Debbie met un terme à notre discussion en ramenant deux canettes dans le salon. Elle m'en plaque une violemment contre le torse en me foudroyant du regard. Elle m'en veut horriblement. Moi pas du tout, je suis même fier de ce que j'ai fait.

— Ça a l'air tendu entre vous ! lance mon pote.

— Ouais, ta frangine m'en veut toujours autant de l'avoir mise en danger.

Je la défie du regard de rajouter quoi que ce soit.

— J'te jure, mec, que si c'était pas ma p'tite sœur, j'te dirai d'aller la sauter. Entre vous deux, c'est vraiment électrique. Mais, là, tu la touches, j't'explose !

— T'inquiète, ce n'est pas prêt d'arriver. Sheryl m'apporte tout ce qu'il faut. Si tu savais ce qu'elle est foutue de faire avec sa bouche.

Je plante mon regard sur Debbie, mes mots semblent avoir frappé fort. Son regard s'est voilé de tristesse. Et elle va me faire croire que nous deux c'est une erreur ? Sheryl et moi, c'est une erreur. Elle et l'autre connard, c'est aussi une erreur. Mais pas nous deux, faut qu'elle arrête ses conneries !

Mon pote explose de rire et vient cogner son poing contre le mien. Il n'a pas capté que je viens de blesser sa frangine. Ou alors, si c'est le cas, il ne relève pas.

— Vu que Lu dort, je peux te dire que je me suis tapé une bonne partie de l'équipe, mais Sheryl ne fait pas partie de mon tableau de chasse. Si elle est comme les autres, je veux bien te croire que tu t'éclates.

— Si je vous gêne, les mecs, je peux me casser !

Dans un même mouvement, on se tourne tous deux vers elle. Elle me fusille du regard une seconde avant de porter sa canette à la bouche, sûrement pour ne pas montrer à quel point notre discussion l'énerve.

— T'es jalouse ou quoi ? la questionne son frangin.

Grillée, elle s'étrangle à moitié. J'ai hâte de voir comment elle va s'en sortir avec cette question.

— Tu déconnes ou quoi, grand frère ? Je ne vois pas de quoi je serais jalouse. Au cas où tu ne serais pas au courant, j'ai déjà un mec.

— Et quel mec ! m'esclaffé-je en pensant à sa petite gueule de con.

— C'est qui ce connard ? demande Logan en se tournant vers moi.

Quelques coups contre la porte ne me laisse pas le temps de lui répondre.
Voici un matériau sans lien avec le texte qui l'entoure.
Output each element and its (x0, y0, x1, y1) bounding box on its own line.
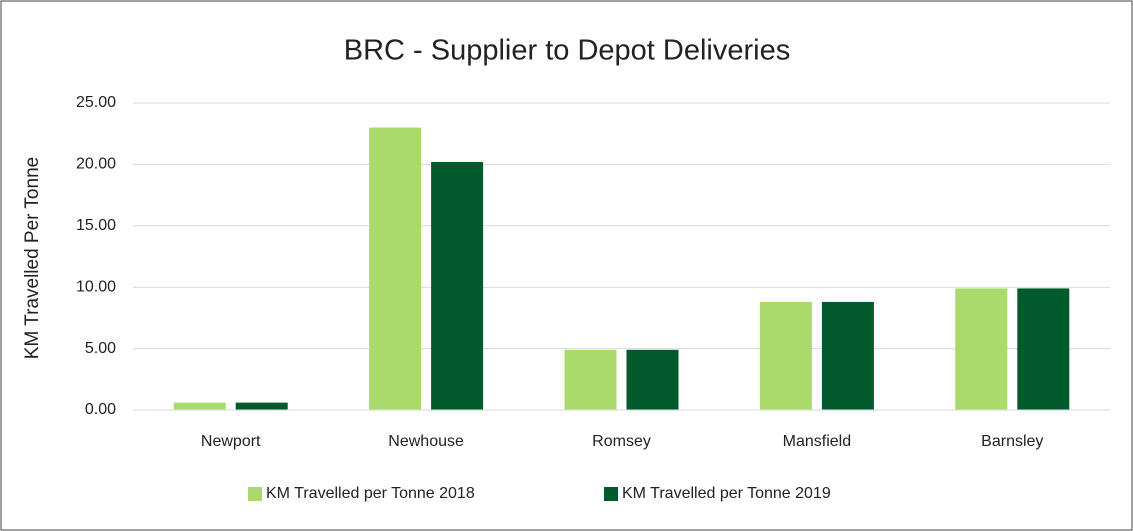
bar (235, 402, 288, 410)
bar (564, 349, 617, 410)
y-axis-label: KM Travelled Per Tonne (22, 157, 43, 359)
y-tick-label: 20.00 (76, 156, 116, 173)
bar (821, 301, 874, 410)
y-tick-label: 15.00 (76, 217, 116, 234)
chart-title: BRC - Supplier to Depot Deliveries (344, 35, 790, 67)
legend-swatch (604, 487, 618, 501)
y-tick-label: 5.00 (85, 340, 116, 357)
bar (1017, 288, 1070, 410)
legend-label: KM Travelled per Tonne 2019 (622, 485, 831, 502)
legend-label: KM Travelled per Tonne 2018 (266, 485, 475, 502)
x-tick-label: Romsey (592, 433, 651, 450)
bar (955, 288, 1008, 410)
bar (173, 402, 226, 410)
bar (431, 161, 484, 410)
x-tick-label: Newport (201, 433, 261, 450)
x-tick-label: Mansfield (783, 433, 851, 450)
y-tick-label: 10.00 (76, 278, 116, 295)
legend-swatch (248, 487, 262, 501)
y-tick-label: 0.00 (85, 401, 116, 418)
y-tick-label: 25.00 (76, 94, 116, 111)
x-tick-label: Newhouse (388, 433, 464, 450)
bar (369, 127, 422, 410)
bar (759, 301, 812, 410)
bar (626, 349, 679, 410)
x-tick-label: Barnsley (981, 433, 1043, 450)
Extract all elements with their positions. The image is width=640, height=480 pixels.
Large sourire sur les lèvres, Deb part ouvrir. Avant même d'abaisser la poignée, elle se retourne vers nous.

— Dîtes, les gars, ça ne vous dérange pas que j'ai invité Caleb ?

Quoi ? Elle est sérieuse ? Putain, la conne ! C'est pour ça qu'elle traînait dans la cuisine, elle était en train d'inviter ce connard.

— Sérieusement, Deb ? On va devoir se coltiner ce mec ? grogne son frangin.

Elle hausse les épaules comme si elle se foutait royalement de son avis. Si c'est le cas, pourquoi elle nous a demandé alors ? Fait chier ! Je crois qu'il vaudrait mieux que je me barre, je n'ai aucune envie de me taper sa gueule de fayaud. Je suis certain que si je lui rentre dans le lard, il va se foutre à chialer comme une gonzesse, avant d'aller le rapporter à papa-maman.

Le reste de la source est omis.